いちわ
転生トラック。
誰でも聞いた事のあるこのフレーズは、子供から大人まで等しく魅了する異世界への片道切符を現代風にしたものだろう。昔風に言うならば何が一番近いのか。洞窟を抜けたら地底世界だったとか、森を抜けたら異界だったとかになるのだろうか。
床に突然魔法陣が現れて光を放つとか、あるいは何故か開いていたマンホールに落ちたらとか、そういった確実に変わったと確信を抱ける変容や、あるいは変わり種で朝起きたら突然別の世界に、などというものもある。まあそっちだと世界より自分が変わってるパターンも多いが。
何故突然そんな事を考え始めたかと言えば、話は最初に戻る。トラックに轢かれて目を覚ましたらなんだか違う世界に来てしまっていた。単純にまとめれば話はそれだけであり、それだけを聞けばファンタジーだチートだわーいとなるのは普通だろう。つまりこの場合は普通じゃぁない。
別に轢かれそうになった猫や少女を助けた訳でもなく、轢かれたと思い込んで運ばれた病院の医療ミスで死んだわけでもなく。むしろ転生トラックなどという名前であれば死ななければいけないのだろうが、今回の場合僕が死ぬことは無かった。
高校進学に伴い将来の事を何も考えていなかった僕はなんとなく都会で一人暮らしがしてみたくなったのでそれっぽい理由をでっちあげて田舎から出てきた。幸いにも頭は悪くなかったので有名な学校に合格し、それなりの仕送りとアルバイトで生計を立てようとした矢先の出来事。
別に居眠りで暴走したものが突っ込んできたわけでもなく、信号を見ずに飛び出したら撥ねられたという間抜けな顛末。意識を取り戻したのは病院のベットで、どうやら幸いにも外傷はかすり傷程度で済んだという奇跡的な状態。頭だけ強く打ったらしく精密検査。
検査の結果には一切異常が無く、後遺症も無いと退院出来たのは一週間後。入院費用などは全てトラックの運転手が払ってくれ、申し訳ない気持ちにはなったもののどうやら裁判などになるよりは余程マシだったらしくむしろ感謝された。

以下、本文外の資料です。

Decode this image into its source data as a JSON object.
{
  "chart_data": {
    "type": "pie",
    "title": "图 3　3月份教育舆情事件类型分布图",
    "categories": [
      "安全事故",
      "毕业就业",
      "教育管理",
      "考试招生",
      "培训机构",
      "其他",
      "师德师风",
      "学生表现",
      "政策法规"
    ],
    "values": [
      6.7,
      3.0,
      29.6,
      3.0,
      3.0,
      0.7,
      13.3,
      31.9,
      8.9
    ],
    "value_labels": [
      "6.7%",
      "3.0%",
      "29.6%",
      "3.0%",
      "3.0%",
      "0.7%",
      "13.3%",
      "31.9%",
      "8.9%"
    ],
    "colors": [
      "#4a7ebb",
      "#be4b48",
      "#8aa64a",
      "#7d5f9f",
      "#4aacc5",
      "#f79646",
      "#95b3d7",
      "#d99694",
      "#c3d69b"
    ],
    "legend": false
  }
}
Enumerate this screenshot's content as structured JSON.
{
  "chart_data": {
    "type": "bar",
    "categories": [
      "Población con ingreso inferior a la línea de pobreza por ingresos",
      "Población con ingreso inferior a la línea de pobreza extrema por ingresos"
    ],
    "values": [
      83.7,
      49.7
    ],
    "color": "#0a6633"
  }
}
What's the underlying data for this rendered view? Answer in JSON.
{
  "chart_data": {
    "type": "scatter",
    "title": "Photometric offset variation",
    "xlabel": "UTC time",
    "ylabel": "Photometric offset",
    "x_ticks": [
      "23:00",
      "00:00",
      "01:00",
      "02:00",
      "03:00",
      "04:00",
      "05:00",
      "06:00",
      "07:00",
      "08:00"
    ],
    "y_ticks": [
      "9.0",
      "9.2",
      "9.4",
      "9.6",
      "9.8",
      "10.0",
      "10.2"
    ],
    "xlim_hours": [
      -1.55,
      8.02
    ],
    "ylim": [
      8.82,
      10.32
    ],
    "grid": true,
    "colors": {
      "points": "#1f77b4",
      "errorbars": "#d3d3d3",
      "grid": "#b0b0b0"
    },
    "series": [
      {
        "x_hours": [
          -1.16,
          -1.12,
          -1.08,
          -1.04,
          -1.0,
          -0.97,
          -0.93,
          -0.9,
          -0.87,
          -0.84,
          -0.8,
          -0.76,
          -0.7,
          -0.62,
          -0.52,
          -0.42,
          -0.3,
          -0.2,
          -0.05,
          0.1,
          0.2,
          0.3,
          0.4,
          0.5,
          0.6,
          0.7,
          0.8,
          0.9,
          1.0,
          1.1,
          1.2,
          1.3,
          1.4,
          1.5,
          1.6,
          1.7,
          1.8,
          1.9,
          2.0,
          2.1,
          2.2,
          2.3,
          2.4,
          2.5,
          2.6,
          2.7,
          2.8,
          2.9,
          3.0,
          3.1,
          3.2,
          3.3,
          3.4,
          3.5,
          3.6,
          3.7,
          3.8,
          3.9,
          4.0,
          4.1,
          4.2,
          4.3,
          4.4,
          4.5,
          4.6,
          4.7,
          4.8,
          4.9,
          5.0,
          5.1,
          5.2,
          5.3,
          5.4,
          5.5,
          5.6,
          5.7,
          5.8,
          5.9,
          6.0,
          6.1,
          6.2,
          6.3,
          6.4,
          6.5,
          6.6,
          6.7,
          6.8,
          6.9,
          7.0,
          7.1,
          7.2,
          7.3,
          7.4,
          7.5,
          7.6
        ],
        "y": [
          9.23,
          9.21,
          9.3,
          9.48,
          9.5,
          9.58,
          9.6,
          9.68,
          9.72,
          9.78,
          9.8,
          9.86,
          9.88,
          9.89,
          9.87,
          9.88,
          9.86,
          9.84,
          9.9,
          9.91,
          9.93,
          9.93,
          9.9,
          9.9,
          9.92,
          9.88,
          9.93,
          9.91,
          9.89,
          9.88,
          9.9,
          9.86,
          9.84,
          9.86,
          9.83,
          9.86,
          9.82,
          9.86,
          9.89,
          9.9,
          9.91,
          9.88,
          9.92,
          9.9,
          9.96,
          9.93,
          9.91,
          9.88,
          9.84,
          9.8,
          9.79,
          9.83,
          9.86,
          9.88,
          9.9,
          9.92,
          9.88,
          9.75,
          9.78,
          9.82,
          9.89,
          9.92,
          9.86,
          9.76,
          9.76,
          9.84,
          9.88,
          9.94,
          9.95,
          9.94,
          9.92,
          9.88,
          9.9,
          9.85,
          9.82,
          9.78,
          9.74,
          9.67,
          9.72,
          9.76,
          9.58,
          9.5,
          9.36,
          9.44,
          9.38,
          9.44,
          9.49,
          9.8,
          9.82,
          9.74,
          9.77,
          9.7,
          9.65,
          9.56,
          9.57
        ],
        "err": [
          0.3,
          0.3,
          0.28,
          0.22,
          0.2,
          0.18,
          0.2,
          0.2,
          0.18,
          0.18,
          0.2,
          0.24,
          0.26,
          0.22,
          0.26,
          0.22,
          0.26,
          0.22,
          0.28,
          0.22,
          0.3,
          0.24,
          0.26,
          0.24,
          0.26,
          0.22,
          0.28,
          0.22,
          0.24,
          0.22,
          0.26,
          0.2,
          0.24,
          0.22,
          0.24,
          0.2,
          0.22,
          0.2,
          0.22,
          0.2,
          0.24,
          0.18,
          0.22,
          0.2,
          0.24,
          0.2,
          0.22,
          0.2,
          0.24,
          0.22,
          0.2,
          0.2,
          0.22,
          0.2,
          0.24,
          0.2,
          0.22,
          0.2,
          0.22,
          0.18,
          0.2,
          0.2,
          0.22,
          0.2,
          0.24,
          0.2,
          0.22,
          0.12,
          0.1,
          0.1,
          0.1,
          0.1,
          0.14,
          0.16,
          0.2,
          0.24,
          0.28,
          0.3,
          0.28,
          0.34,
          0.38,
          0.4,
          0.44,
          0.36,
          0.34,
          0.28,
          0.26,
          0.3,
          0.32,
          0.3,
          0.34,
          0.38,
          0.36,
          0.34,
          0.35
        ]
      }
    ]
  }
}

この時頭を強く打ったというのが契機だったのだろうか。
最初は些細な違和感だった。テレビをあまり見ない僕は、入院中することもなくのんびり寝てばかり。骨折などで歩けないわけでもなく身の回りのお世話などは頼まなかったものの、やけに病院に勤務している男の人が多いなぁと、その程度の認識。
病院と言えばナースさんが患者の面倒を診るなんて言うのは創作物の中だけで、実際にはそんなことは無いのかなどと見当違いの納得をして退院までを過ごしたのは、別に僕が田舎出身だった事とは関係がない筈だ。やっぱり帰って来いと怒られたものの、元気なんだから許してほしい。
どことなくちぐはぐな母親との電話もとりあえずは説得終了し、新しい住処である一室でバイトの求人広告を眺めているときも別段大きな違和感は感じなかった。男性のみ募集、割の良さそうな土方作業は流石に学生だからやめておくかなどと呑気に過ごす。
何が良いかを真面目に考えなきゃなぁなどと思いながら、ゲームを起動したときに衝撃が走った。知らないソフト。間違えて持ってくるにしては聞いたことが無さ過ぎて、データを確認してみればいつも僕が使うキャラクターの名前。段ボールの中身を確認すれば、知らないパッケージが山となっていた。
この時感じた絶望を、いったいどう表現したらよいのだろうか。まず一瞬自分の頭を疑い、喪ったものを認識し、インターネットを利用してここが異世界であると確信し、これまでの努力の成果どころか生き甲斐すらもすり替えられた状況に死を思い浮かべる。
何かがおかしくなっていた。それが良い事か悪い事か以上に、その時の僕にとってそれまでの成果が失われた衝撃は大きかった。